On the 2nd campaign map (with the 3 bridges), I noticed some serious influence map work going on. As I got my bridge defenses shelled (and failed to rebuild quickly), the offensive seemed to shift to that bridge. As I reinforced it at the expense of another bridge, they seemed to shift to the one I had borrowed from. Now, with the fog of war in place, I don’t know for certain that is what happened. They may have been hanging out over there and just were able to push forward when I moved away. I will have to see if there is a replay mode that shows the enemy.
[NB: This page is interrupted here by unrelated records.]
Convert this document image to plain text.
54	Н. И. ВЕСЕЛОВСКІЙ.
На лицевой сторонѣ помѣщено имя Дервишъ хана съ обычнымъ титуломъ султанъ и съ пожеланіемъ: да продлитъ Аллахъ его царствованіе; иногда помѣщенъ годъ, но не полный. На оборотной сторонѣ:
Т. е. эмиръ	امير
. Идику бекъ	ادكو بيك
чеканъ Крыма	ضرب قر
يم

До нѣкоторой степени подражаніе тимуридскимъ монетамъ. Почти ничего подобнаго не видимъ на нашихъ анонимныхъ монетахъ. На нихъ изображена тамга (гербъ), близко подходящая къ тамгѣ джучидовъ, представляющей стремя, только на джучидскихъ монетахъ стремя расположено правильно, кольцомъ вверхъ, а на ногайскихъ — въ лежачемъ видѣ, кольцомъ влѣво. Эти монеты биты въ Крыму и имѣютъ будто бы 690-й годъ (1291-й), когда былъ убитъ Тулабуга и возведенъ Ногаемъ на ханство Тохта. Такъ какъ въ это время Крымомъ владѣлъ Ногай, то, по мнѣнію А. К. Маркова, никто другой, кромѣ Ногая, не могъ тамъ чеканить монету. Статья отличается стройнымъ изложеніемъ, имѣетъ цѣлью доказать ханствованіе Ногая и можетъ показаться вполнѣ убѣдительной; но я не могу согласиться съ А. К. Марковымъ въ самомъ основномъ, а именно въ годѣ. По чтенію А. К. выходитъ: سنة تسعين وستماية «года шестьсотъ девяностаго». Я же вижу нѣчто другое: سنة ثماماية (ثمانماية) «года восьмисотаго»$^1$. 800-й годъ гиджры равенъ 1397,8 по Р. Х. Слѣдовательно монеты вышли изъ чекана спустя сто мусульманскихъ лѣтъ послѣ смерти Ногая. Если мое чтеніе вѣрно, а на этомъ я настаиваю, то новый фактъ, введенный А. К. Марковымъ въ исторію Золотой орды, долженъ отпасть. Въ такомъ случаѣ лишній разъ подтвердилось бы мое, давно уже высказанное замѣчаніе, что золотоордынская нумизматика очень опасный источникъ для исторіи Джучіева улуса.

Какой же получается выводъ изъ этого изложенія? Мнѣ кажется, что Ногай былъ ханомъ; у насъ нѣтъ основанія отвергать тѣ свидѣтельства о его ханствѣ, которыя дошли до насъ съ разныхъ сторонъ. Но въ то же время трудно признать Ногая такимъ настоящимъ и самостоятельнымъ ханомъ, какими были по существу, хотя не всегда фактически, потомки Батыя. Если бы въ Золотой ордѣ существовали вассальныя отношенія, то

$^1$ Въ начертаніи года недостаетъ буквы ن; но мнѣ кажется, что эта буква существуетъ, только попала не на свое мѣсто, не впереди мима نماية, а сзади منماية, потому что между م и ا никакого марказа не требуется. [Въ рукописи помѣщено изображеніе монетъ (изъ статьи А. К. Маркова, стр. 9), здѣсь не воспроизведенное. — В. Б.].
Sometimes I wish that the squads were a little more autonomous. There are times when I wish that they would take some more initiative with their orders. When I give them orders, everything is cool. I can tell a squad to attack/move all the way across the map and they will engage and move repeatedly until they get there. However, if I only give a unit partial orders, they will wait patiently until I get back to them… even if that means standing in the middle of the street.

One example of this is when I had an anti-tank artillery unit pointing one direction with no target and a tank started firing at them from behind, they didn’t turn around. While sticking to my orders is cool and all, some intelligent reactive behavior would have been warranted there. I’m not sure if this aspect is more of a design decision than a failing of the AI, however.

Again, I need to play with the game a bit more to get a feel for it. Right now I am spending more time noticing what I am doing rather than what the AI is doing.